Open mohdnr opened 2 years ago
I'd like to know more what you have in mind but I am unsure that these described filters are problematic or too generic, as they don't target infra, nor capacity or service limits but tells us when a worker fails. For example, if an email could not be sent due to a job failure.
@jimleroyer the alert generated by this alarm was deemed to be caused by a service exceeding their limit. I was curious to investigate the relationship between that happening and this alarm triggering.
Oh true, I reviewed some of the alerts of past week and I realized the service rate limit did indeed triggered from a celery worker alert. Let's refine it so at least the rate limit goes into their own alert (warning level probably) and not trigger a Celery worker alert.

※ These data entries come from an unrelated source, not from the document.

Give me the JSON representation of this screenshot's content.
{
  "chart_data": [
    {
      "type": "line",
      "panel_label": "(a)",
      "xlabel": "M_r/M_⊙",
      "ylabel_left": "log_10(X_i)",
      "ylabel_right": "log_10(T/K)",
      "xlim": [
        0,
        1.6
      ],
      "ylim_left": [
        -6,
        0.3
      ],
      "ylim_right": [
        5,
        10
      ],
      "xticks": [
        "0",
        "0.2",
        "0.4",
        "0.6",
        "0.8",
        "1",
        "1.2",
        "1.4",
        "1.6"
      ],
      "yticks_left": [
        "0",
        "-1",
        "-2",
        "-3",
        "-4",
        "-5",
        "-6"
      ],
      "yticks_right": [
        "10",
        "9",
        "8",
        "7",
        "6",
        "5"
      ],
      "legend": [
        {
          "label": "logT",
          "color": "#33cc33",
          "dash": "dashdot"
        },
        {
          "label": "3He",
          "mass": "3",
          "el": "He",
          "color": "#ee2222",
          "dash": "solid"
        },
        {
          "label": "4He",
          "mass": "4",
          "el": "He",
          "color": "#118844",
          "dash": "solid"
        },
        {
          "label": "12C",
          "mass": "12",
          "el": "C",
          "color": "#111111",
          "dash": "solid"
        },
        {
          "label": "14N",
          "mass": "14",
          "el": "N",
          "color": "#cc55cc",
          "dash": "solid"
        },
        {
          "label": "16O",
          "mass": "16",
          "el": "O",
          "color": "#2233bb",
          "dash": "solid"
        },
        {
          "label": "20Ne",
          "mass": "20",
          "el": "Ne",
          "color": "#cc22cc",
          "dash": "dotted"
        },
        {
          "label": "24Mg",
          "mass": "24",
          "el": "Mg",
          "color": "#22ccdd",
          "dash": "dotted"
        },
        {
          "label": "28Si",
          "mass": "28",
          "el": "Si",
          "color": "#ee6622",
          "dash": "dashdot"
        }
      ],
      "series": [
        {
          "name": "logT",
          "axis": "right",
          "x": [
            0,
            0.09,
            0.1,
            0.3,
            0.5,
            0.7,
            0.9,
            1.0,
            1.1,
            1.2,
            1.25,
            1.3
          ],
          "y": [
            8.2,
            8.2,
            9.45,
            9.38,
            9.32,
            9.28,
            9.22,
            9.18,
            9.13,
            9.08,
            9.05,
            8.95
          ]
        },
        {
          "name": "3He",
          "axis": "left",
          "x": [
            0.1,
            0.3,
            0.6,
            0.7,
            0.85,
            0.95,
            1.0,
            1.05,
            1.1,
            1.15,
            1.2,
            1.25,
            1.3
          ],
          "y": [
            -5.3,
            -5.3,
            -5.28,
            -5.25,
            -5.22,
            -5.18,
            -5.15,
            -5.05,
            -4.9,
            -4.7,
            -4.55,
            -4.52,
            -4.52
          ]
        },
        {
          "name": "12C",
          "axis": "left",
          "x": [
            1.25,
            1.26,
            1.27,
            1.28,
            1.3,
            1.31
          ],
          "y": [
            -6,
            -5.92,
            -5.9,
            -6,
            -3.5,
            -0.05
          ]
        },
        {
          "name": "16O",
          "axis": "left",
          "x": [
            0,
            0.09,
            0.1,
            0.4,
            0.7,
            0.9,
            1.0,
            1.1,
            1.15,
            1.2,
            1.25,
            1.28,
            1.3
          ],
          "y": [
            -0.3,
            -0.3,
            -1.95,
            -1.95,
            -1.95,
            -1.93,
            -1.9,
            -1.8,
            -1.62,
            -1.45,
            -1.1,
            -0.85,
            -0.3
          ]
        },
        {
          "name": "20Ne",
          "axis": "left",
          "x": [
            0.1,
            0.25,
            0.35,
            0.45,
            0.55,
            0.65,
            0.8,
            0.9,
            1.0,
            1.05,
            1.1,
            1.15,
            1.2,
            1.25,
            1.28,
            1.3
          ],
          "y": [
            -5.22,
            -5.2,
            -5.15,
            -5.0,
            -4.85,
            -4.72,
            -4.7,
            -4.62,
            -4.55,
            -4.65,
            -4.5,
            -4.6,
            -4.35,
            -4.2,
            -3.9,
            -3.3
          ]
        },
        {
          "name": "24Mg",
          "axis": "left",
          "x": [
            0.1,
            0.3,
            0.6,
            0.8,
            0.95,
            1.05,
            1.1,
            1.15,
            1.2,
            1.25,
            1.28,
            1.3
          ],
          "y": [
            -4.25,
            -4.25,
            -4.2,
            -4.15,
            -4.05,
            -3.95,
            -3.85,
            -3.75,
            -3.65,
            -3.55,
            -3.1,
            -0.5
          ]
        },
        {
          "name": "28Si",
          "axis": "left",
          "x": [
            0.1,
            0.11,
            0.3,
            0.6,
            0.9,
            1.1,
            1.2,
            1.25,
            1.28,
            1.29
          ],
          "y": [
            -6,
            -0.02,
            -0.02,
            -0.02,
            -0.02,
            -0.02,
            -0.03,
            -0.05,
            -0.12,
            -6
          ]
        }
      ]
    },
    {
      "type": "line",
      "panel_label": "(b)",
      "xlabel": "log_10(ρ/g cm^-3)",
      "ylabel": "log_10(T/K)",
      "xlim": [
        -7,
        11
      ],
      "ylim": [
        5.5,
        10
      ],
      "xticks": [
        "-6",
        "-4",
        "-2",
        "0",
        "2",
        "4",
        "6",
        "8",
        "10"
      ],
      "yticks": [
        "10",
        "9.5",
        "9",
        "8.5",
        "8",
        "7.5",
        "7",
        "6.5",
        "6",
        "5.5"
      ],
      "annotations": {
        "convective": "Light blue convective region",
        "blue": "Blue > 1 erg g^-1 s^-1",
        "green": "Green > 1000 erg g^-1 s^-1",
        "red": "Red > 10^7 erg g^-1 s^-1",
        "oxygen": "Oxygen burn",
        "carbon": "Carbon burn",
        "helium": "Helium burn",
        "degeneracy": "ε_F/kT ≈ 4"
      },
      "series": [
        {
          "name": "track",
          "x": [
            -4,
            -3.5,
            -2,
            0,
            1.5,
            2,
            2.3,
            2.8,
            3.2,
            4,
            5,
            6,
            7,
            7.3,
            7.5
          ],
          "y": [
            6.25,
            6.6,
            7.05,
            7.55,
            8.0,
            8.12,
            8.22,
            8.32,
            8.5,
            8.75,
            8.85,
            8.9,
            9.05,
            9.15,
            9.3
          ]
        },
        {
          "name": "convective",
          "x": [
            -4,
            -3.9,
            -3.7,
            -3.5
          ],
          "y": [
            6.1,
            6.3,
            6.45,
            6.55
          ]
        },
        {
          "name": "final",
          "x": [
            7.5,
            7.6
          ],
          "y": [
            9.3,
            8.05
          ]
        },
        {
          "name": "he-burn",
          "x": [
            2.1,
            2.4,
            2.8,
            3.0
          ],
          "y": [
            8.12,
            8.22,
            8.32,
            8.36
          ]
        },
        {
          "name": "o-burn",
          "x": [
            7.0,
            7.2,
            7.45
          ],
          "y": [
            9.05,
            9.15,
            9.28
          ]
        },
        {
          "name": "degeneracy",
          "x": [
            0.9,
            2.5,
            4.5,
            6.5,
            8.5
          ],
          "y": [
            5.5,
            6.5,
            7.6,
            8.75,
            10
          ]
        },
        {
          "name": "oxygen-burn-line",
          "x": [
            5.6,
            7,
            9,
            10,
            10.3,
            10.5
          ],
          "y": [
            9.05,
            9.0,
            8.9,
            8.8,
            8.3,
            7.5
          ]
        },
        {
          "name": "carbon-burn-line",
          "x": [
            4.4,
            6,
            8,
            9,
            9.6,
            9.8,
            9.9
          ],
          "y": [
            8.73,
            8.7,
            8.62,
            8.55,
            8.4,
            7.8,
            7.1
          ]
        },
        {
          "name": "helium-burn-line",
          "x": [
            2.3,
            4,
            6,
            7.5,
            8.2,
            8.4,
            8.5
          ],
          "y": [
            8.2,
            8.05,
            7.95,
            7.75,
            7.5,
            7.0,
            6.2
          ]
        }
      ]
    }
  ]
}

Another one that could be filtered out is the psycopg2.errors.UniqueViolation
error since a small number of those are expected.
Here’s what it would look like to stop psycopg2.errors.UniqueViolation
errors from being counted by the celery-error filter:
[(err="*ERROR/Worker*" || err="*ERROR/ForkPoolWorker*" || err="*WorkerLostError*") && err!="*psycopg2.errors.UniqueViolation*"]
You could use this same pattern to tune out any Celery errors that are expected in low quantities.
@patheard We might want to keep an alarm on high volume of unique violation / duplicate key error. So we could have an alarm filtering these out completely as you suggested and a dedicated one for these with a proper threshold on a period of time.
Candidates for refactoring:
"?\"ERROR/Worker\" ?\"ERROR/ForkPoolWorker\" ?\"WorkerLostError\""
found in cloudwatcheks-cluster/application
logs. This is too generic. Identify a way to distinguish between intentional thrown errors (message limits) and legitimate celery failures.